Nasenfahrrad

Nasenfahrrad
Dieser Artikel behandelt die Brille als Sehhilfe; zu der gleichnamigen Augenschuppe der Schlangen und anderer Reptilien siehe Oculare.
Brille
Zwei Brillenfassungen, links mit und rechts ohne Scharnier als Bügelgelenk

Eine Brille, abgeleitet von dem Kristall Beryll, ist eine vor dem Auge getragene Brillenfassung mit Bügeln (oder Hinter-Kopf-Halteband) und zwei geschliffenen oder gegossenen Brillengläsern, die als Sehhilfe oder dem Augenschutz dienen. Brillen heißen umgangssprachlich und in Österreich auch Augengläser. Die Brille wurde Ende des 13. Jh. in Italien erfunden.

Bei den Brillengläsern, die der Sehhilfe dienen, handelt es sich um Linsen. Die augenoptische Industrie stellt sie aus Mineralglas und in zunehmendem Umfang aus Kunststoff (Celluloseacetat) her. Der Vorteil von Kunststofflinsen ist das weit geringere Gewicht (vor allem bei größeren Dioptrienzahlen macht sich dieses aufgrund der dickeren Gläser bemerkbar) und für Sportler das Nichtsplittern, Nachteil ist die höhere Kratzempfindlichkeit. Vom Augenoptiker werden diese gerandet und in die Brillenfassungen unter Berücksichtigung individueller Zentrieranforderungen aufgrund verschiedener Augenabstände u.ä. eingesetzt.

Inhaltsverzeichnis

Etymologie

Brillen des 16. Jahrhunderts

Der Name „Brille“ leitet sich vom spätmittelhochdeutschem Wort berille ab. Dieses stammte wiederum von Beryll. Man bediente sich um 1300 der Linsen geschliffener Halbedelsteine, meist Berylle genannte Bergkristalle.

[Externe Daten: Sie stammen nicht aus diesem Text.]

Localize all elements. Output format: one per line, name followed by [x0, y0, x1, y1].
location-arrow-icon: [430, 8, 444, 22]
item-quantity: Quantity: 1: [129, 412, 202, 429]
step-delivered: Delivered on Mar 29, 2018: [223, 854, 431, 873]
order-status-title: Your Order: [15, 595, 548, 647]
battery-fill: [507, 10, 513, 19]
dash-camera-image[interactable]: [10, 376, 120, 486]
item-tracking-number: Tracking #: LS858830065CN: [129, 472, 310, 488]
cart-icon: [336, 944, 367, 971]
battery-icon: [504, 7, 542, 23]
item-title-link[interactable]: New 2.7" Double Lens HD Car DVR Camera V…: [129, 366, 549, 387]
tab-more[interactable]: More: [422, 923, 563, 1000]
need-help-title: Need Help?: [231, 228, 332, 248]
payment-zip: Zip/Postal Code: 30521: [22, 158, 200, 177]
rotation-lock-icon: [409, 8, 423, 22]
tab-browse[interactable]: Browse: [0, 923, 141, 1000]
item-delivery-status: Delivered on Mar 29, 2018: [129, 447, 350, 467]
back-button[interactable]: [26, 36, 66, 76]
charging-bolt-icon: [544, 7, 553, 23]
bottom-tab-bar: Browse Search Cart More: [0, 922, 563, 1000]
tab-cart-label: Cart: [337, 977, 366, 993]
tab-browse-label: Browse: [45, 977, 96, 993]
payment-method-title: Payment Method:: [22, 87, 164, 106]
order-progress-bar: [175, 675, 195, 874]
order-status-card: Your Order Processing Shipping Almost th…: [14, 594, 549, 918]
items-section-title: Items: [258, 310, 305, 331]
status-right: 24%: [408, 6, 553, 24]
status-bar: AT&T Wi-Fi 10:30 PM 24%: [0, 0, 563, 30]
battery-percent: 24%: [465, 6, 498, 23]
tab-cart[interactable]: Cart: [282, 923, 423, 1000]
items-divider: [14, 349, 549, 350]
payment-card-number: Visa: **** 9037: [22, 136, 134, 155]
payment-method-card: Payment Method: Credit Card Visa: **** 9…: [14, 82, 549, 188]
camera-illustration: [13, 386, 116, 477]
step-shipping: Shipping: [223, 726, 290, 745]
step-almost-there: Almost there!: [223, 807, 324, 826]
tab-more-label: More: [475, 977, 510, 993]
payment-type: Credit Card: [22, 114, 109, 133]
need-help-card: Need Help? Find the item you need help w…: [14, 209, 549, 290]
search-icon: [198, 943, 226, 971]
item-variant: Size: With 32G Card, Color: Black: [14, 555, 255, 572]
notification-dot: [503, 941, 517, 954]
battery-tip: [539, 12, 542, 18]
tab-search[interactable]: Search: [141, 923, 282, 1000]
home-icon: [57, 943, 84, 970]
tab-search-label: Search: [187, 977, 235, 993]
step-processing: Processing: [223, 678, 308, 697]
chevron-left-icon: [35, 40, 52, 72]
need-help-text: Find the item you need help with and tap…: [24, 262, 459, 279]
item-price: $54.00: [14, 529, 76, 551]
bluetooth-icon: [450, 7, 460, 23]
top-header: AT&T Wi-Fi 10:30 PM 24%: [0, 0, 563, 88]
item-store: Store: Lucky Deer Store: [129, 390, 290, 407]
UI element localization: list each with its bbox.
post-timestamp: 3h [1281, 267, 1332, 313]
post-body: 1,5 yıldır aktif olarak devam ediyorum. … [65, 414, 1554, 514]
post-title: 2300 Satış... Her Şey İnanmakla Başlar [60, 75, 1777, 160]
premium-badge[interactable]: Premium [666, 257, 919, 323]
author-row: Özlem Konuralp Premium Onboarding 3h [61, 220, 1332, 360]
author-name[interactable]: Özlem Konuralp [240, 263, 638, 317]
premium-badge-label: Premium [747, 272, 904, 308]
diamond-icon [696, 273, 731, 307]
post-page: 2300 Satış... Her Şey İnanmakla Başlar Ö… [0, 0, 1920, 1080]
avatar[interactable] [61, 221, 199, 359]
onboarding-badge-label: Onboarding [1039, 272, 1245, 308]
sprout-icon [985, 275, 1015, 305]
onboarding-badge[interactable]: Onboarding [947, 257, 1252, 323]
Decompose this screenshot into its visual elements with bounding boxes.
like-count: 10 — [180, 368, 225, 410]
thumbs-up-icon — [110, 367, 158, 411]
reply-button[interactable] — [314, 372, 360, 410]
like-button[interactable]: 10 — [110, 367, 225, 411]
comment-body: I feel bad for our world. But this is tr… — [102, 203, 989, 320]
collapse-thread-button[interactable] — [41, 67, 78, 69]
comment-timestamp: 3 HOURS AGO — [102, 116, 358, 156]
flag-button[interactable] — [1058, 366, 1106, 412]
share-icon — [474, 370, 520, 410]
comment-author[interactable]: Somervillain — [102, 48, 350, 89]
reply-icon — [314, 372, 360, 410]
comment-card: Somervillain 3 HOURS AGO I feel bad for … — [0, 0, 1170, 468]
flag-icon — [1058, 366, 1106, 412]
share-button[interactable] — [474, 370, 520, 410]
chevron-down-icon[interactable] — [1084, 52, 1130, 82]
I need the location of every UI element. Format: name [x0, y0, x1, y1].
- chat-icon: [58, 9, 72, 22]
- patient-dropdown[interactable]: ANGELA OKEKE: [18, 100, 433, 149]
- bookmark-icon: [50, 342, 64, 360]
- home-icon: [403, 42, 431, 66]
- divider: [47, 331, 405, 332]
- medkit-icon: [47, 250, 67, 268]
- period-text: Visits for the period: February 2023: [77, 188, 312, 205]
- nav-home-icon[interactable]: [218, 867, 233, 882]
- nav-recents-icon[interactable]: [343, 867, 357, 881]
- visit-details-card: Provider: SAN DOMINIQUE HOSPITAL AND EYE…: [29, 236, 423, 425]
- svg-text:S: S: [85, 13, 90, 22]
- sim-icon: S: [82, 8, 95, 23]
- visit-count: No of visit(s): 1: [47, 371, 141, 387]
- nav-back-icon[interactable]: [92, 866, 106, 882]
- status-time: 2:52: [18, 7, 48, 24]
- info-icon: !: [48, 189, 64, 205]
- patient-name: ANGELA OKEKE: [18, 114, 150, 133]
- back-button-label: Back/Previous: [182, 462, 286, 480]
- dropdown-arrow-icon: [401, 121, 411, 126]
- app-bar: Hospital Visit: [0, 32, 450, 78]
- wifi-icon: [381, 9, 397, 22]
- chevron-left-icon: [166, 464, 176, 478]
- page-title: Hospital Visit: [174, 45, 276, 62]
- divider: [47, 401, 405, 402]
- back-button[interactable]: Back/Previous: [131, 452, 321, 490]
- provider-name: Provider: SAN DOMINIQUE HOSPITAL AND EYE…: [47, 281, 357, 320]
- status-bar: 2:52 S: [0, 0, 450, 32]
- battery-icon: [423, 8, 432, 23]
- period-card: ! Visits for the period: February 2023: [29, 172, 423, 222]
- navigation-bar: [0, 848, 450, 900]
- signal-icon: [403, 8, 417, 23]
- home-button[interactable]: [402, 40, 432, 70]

Albrecht von Scharfenberg verlieh dem „berillus“ im „Jüngeren Titurel“ eine erhöhte symbolische Bedeutung. In der um 1270 entstandenen ausgedehnten Gralsdichtung ist „Parille“ der Name für einen der Söhne von Senabor. Bei der Aufzählung der „kinde und kindes kint“ vom Stamm „Kapadoze“ wird der Name erwähnt: „Ein sin sun Parille hiez er nach dem steine, / durch daz der ougen wille da mit erget. er machet groz uz kleine. / uz cleinen tugenden machte er di grozen.“ (Vers 99) „Einen seiner Söhne nannte er Parille nach dem Steine. Damit das Verlangen der Augen da hindurchgehe. Er macht groß aus klein. Aus kleinen Tugenden machte er die großen.“ Durch die Wahl des Namens wird der Lebensweg des „Parille“ verdeutlicht und seine Entwicklung aufgezeigt. Diese Strophe stellt das älteste Denkmal im deutschen Sprachraum dar, in dem die Brille (hier noch als Lesestein aus Bergkristall) genannt wird. Viele Strophen später greift Albrecht den Vergleich erneut auf: „Sam der berillus grozet di schrift in im ze lesene, din herze dem genozet, dar inne alle tugende mit wesene wahsent hoch, breit, wit und ouch di lenge.“ „So wie der Beril die in ihm zu lesende Schrift vergrößert, gleicht ihm dein Herz, darin alle Tugenden in ihrem Wesen hoch, breit, weit und auch in die Länge wachsen.“ Das Herz ist also klar und rein wie ein „berillus“ und hat die Eigenschaft, die Tugenden wachsen zu lassen.

Geschichte

Der „Brillenapostel“ von Conrad von Soest (1403)
Apostel mit Nietbrille (1439)
Lesender Petrus von Friedrich Herlin (1466)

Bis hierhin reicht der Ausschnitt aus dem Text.